Entre joueurs et journalistes, la parole fut d’or

Coupe du monde 2018dossier
Doutes, frictions… Les Bleus se sont ouverts aux médias durant cinq semaines. Une parenthèse dans leur carrière qui a peut-être contribué à leur succès.
Paul Pogba en conférence de presse, le 24 juin. (Photo Franck Fife. AFP)
publié le 16 juillet 2018 à 17h43

«Ce que j'ai apprécié aussi, c'est qu'on a eu un lien avec la presse. Les Français dépendent de vous, de ce que vous dites. Mais, avec le temps, on a su vous montrer qu'on était des humains. C'est bien de pouvoir discuter comme ça.» Seul joueur de champ à ne pas avoir joué une minute, Adil Rami est venu fermer la parenthèse mondialiste deux bonnes heures après la victoire (4-2) ­contre la sélection Croatie, scellant le deuxième titre de champion du monde français, et on témoigne : du strict point de vue professionnel, la parenthèse mondialiste des Bleus a été un bonheur de journaliste. Les joueurs ont partagé tant et plus. Les doutes, les différentes manières de voir, les (légères mais réelles) frictions egotiques et même les prises de distance avec la doxa, dominante consistant à faire jouer Olivier Giroud plutôt qu'Ousmane Dembélé et à imputer à la jeunesse une inconséquence de conte de fées : aux décryptages de ­rigueur près, les choses ont été exprimées, ce qui a permis d'ouvrir quelques fenêtres – on ne doute pas qu'il y en ait eu d'autres, qui seront découvertes plus tard – sur l'équipée mondialiste des Bleus et, au-delà, sur la sensibilité des acteurs.

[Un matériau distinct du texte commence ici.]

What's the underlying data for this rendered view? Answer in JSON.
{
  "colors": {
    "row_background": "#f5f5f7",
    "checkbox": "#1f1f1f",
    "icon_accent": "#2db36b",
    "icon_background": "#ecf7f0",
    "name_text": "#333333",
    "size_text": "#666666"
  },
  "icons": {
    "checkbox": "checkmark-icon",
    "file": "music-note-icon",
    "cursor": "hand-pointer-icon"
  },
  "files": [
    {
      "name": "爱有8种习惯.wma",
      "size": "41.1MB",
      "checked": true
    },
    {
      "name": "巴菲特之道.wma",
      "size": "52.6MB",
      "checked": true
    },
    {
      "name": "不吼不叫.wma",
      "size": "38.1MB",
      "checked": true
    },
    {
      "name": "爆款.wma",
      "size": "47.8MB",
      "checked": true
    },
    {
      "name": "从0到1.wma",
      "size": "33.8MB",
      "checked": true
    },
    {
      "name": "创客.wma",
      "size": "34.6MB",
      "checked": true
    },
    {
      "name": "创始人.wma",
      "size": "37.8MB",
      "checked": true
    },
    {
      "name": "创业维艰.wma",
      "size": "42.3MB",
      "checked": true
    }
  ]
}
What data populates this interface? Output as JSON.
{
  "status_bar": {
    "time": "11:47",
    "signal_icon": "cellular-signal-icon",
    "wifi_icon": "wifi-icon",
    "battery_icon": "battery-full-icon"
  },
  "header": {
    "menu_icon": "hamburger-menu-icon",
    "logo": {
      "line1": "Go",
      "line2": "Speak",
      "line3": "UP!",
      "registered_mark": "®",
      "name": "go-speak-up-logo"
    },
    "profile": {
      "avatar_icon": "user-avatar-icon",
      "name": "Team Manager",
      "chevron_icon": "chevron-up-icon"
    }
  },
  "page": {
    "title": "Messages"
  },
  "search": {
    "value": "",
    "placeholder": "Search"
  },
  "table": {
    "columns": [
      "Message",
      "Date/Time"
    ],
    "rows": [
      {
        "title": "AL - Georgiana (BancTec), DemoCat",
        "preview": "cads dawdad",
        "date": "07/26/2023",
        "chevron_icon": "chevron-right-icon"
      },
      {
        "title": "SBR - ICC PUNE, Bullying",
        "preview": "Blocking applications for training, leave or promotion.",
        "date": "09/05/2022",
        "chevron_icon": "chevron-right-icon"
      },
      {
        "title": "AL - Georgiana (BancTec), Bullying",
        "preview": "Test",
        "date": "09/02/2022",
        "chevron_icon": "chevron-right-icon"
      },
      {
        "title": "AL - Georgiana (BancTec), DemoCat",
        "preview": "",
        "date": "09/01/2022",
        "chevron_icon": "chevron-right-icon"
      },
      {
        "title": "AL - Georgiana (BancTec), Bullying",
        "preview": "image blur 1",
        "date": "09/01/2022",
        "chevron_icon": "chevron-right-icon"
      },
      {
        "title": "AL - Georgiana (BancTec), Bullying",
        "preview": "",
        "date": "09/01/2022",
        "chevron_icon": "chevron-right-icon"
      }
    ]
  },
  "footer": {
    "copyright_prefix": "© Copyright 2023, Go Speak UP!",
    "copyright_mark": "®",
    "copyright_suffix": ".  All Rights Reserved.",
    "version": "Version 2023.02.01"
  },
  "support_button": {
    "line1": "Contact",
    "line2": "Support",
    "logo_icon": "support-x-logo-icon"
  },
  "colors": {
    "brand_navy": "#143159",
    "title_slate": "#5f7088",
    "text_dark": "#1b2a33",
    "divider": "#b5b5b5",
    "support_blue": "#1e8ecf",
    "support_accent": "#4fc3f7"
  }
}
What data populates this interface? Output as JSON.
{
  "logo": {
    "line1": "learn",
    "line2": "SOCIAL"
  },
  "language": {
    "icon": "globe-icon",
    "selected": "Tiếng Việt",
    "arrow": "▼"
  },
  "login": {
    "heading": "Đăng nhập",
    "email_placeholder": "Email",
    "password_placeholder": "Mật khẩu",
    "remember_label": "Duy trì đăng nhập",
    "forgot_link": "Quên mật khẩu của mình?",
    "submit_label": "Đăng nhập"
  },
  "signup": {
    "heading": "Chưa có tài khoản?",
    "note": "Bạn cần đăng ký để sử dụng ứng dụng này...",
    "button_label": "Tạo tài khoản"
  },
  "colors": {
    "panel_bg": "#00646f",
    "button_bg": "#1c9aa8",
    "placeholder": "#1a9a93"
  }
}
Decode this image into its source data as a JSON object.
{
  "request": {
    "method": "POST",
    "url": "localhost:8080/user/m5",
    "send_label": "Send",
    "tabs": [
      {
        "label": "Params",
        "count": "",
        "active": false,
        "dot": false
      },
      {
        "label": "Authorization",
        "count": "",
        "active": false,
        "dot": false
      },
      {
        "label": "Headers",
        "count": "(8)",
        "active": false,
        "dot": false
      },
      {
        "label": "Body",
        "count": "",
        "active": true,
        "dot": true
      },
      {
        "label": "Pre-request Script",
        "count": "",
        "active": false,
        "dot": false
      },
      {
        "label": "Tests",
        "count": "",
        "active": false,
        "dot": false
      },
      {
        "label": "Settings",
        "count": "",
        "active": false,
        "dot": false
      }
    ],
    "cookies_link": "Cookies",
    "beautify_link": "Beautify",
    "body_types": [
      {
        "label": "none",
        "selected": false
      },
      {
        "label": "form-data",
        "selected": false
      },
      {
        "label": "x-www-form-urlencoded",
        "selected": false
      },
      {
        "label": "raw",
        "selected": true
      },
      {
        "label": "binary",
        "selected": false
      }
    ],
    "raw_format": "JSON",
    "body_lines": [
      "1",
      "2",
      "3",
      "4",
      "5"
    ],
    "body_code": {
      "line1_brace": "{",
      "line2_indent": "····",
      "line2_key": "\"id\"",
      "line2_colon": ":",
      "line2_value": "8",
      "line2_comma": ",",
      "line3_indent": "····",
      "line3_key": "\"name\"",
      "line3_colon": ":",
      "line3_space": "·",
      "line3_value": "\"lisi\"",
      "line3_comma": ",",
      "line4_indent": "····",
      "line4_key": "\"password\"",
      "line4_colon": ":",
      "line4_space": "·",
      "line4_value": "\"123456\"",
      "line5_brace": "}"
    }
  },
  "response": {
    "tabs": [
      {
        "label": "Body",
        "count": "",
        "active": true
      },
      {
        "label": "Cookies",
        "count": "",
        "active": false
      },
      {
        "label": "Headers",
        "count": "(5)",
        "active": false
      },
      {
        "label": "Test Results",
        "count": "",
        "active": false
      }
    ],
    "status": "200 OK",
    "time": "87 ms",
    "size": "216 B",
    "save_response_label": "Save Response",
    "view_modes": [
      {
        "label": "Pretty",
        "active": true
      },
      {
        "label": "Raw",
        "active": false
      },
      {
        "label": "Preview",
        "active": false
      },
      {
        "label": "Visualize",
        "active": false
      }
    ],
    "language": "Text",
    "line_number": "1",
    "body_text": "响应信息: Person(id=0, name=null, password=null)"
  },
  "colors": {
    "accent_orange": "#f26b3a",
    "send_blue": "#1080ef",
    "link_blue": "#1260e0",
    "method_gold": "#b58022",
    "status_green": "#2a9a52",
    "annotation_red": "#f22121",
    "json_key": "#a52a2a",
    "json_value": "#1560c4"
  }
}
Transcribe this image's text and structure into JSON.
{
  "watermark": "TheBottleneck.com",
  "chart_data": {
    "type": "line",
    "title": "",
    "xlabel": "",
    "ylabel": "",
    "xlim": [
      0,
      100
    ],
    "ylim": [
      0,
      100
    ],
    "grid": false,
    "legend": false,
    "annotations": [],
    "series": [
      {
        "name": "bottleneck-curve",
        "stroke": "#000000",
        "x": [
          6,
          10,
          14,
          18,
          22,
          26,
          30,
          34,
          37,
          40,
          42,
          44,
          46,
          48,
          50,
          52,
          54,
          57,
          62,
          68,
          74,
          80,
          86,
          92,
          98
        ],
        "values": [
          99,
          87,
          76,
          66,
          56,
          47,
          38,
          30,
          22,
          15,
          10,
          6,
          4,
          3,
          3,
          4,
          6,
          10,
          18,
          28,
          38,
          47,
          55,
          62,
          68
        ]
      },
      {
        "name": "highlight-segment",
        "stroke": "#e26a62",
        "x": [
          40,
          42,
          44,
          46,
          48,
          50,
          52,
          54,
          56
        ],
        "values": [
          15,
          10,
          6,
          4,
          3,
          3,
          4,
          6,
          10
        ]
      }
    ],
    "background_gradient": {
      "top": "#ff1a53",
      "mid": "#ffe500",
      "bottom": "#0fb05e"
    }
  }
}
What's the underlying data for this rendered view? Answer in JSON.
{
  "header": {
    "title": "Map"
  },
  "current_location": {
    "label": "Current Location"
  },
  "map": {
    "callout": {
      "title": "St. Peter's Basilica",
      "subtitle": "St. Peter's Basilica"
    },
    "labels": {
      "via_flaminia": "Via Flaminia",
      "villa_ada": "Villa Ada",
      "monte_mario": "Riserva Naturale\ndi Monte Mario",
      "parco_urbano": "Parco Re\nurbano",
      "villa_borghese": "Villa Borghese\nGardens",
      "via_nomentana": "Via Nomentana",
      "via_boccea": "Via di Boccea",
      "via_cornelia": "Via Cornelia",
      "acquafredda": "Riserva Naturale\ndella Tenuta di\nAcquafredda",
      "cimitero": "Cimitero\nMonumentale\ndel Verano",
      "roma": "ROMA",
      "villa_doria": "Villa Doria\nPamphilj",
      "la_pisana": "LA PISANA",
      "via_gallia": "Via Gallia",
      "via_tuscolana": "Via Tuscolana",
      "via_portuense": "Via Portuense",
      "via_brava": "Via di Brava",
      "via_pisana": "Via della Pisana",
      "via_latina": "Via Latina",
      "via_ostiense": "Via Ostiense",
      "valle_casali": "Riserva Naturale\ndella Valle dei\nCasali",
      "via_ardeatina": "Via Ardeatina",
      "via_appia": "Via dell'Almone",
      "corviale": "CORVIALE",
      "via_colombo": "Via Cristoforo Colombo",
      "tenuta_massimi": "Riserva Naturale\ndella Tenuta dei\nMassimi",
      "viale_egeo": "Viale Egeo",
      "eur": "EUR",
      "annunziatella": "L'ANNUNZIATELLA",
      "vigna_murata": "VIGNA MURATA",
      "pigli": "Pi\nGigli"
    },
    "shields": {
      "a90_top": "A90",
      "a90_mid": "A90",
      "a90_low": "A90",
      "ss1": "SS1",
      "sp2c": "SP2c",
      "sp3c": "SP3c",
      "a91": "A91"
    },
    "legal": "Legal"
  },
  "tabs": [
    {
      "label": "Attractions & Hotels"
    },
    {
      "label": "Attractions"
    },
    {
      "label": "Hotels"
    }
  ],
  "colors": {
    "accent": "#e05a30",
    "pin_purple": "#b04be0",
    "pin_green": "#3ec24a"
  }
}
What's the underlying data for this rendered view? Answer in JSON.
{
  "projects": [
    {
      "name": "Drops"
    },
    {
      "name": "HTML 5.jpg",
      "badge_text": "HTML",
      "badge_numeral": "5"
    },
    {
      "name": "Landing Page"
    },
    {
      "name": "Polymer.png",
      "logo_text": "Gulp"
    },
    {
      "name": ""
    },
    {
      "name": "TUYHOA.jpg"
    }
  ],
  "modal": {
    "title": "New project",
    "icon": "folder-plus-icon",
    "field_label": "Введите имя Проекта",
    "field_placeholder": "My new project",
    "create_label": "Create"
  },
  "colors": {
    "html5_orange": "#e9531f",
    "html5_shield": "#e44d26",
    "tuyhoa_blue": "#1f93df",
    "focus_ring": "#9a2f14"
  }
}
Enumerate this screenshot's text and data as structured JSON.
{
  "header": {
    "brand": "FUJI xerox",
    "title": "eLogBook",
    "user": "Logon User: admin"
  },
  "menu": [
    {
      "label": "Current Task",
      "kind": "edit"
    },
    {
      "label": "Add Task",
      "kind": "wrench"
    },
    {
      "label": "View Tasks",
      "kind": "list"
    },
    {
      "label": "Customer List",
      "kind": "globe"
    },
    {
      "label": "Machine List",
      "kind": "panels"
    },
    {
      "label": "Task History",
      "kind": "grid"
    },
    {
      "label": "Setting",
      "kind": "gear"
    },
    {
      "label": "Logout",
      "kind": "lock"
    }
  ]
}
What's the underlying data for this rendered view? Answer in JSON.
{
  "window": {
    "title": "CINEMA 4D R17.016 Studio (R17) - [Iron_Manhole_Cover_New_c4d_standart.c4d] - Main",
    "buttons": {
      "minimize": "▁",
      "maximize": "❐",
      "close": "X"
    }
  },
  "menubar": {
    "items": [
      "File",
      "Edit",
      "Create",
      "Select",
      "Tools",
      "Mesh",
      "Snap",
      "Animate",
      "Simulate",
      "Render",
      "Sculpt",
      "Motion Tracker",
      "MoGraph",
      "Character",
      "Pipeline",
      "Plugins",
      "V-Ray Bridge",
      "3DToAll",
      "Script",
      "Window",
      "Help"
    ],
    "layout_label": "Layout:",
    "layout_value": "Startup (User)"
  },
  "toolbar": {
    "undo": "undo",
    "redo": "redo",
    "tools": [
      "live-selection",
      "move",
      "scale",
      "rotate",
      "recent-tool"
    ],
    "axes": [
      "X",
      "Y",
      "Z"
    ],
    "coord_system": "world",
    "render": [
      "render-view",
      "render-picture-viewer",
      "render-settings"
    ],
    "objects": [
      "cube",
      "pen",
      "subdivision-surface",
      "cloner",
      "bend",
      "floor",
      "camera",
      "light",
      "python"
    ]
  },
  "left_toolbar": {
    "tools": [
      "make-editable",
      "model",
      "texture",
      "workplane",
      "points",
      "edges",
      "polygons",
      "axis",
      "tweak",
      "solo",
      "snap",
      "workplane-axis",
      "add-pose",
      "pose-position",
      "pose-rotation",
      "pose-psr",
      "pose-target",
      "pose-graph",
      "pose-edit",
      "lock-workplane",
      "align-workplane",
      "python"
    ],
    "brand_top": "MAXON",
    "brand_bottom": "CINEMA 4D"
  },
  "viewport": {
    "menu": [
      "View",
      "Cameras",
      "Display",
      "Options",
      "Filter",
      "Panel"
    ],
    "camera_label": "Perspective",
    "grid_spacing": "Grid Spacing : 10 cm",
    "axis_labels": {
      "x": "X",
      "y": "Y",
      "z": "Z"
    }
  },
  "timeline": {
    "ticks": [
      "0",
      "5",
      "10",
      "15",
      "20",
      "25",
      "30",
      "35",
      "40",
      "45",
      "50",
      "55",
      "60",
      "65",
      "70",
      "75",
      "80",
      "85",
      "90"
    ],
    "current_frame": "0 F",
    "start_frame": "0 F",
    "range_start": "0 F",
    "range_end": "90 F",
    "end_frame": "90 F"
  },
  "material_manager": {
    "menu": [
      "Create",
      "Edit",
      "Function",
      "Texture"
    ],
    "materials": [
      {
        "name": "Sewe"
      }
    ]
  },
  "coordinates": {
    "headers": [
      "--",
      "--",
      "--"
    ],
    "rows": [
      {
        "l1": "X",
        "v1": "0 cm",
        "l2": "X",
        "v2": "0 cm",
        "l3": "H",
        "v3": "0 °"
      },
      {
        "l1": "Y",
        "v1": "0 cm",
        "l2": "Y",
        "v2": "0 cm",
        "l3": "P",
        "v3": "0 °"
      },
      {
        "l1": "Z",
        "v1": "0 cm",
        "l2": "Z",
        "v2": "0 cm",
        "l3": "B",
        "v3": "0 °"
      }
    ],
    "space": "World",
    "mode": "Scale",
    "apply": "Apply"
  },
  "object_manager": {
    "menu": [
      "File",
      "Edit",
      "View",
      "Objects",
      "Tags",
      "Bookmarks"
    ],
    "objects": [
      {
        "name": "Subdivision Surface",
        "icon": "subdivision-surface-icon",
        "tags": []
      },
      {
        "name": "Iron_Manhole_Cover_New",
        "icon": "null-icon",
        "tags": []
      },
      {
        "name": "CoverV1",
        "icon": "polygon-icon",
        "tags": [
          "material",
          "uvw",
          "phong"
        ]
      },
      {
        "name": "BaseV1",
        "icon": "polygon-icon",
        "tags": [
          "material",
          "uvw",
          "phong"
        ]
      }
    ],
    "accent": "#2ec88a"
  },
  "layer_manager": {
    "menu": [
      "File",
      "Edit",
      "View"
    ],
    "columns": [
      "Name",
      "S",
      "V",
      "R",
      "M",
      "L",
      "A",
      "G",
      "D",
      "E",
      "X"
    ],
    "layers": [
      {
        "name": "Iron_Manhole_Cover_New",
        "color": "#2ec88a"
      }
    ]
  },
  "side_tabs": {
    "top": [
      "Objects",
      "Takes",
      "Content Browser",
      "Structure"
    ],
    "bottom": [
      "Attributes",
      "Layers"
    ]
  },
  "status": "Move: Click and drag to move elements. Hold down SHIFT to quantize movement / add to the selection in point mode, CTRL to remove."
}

Une intuition : l’incroyable apparition en conférence de presse de Kylian Mbappé (19 ans) le 13 juin, juste avant le début du Mondial, a dimensionné l’exercice pour tous ceux qui ont suivi. Le gamin était venu prendre l’espace médiatique et expliquer, en y mettant un charisme à crever les plafonds, que l’équipe de France était à lui : il importait dès lors de circonscrire l’appétit du gaillard (sans pour autant l’éteindre, tout un art) non seulement dans le vestiaire, mais aussi devant les micros – ne surtout pas lui laisser ce terrain-là.

Respect

Du coup, tous y ont gagné en épaisseur et en ­intensité : Raphaël Varane s'est beaucoup ouvert sur le jeu, N'Golo Kanté a longuement détaillé le concept de «passes intérieures», Paul Pogba est (enfin) apparu comme l'amoureux du foot flippé par le regard des autres qu'il a toujours été (mais en secret), Lucas Hernandez est venu gaillardement vaillamment expliquer que Lionel Messi avait été nul face aux Bleus malgré deux (!) passes décisives… et le respect envers eux est monté à mesure, un respect qu'on leur doit de toute manière mais qui fut durant cinq semaines moins aveugle, plus informé. Ce sens du partage ­contredit tout ce que l'on connaît du foot, surtout en haute altitude : la croyance aveugle dans la notion de secret ainsi que la recherche forcenée des fameux «gains marginaux» – ces minuscules pourcentages de la performance qui font censément basculer les rencontres – ont calfeutrent toutes les ouvertures, l'importance de l'argent dans le foot ajoutant à l'opacité.

Ressorts

On confesse ne se faire aucune illusion : les joueurs vont retrouver leur sphère d’influence respective et tout rentrera dans l’ordre ; le ­mutisme et la froide utilisation des médias (faire passer tel message à tel moment) reprendront leurs droits, et c’est de bonne guerre. Il se sera cependant trouvé un groupe de joueurs pour partager un court temps : ça ne les a pas empêchés d’être champions du monde, et peut-être même que ça les a aidés. En ce qui nous concerne, on est parfois ressorti des raouts médiatiques avec la conviction de connaître un peu mieux le football, sur le plan technique mais aussi sur les ressorts émotionnels, le sélectionneur Didier Deschamps n’ayant eu de cesse d’expliquer que ces derniers étaient prédominants. Un Deschamps qui, in fine, aura été le seul à ne pas lâcher une once de terrain ­médiatique. Après tout, pourquoi pas ? Le football aux footballeurs.